Research from the University of California San Diego found that pain intensity was reduced after 20 minutes of meditation daily for four days. 

Zoffness teaches patients relaxation techniques including breathwork and body scanning, and says if you have a smartwatch you see the power of your mind on your body as your heart rate slows. “There’s incredible power in using biofeedback as a pain-management tool.”

Learn to access your brain’s natural painkillers

Research shows that placebos can alleviate pain in conditions from IBS to migraines, Zoffness says. How? The “placebo effect” works when — primed by context and belief — our thoughts, expectations and emotions activate our body’s natural pain-relieving chemicals, she explains. “Our brains produce endogenous opioids, they’re called endorphins, and endocannabinoids, which are also chemicals that lower pain volume, and serotonin and dopamine, which also regulate and adjust pain volume.”

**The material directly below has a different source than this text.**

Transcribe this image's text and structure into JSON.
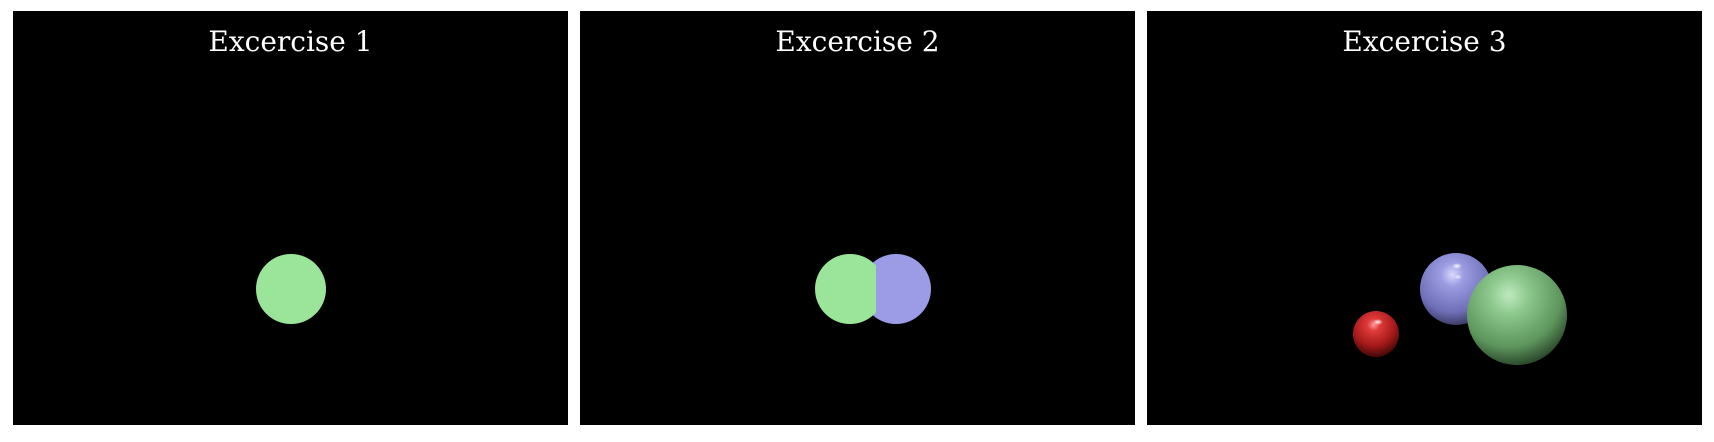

So how do we access this innate pharmacy? Spending time in nature, with people you love, better sleep, and good nutrition change your brain chemistry. Exercise too is key. As well as stimulating bone, muscle and tissue repair, it activates mood-boosting neurotransmitters and pain-reducing neurochemicals. “There are so many things we can do to change the pain volume in the brain,” Zoffness says.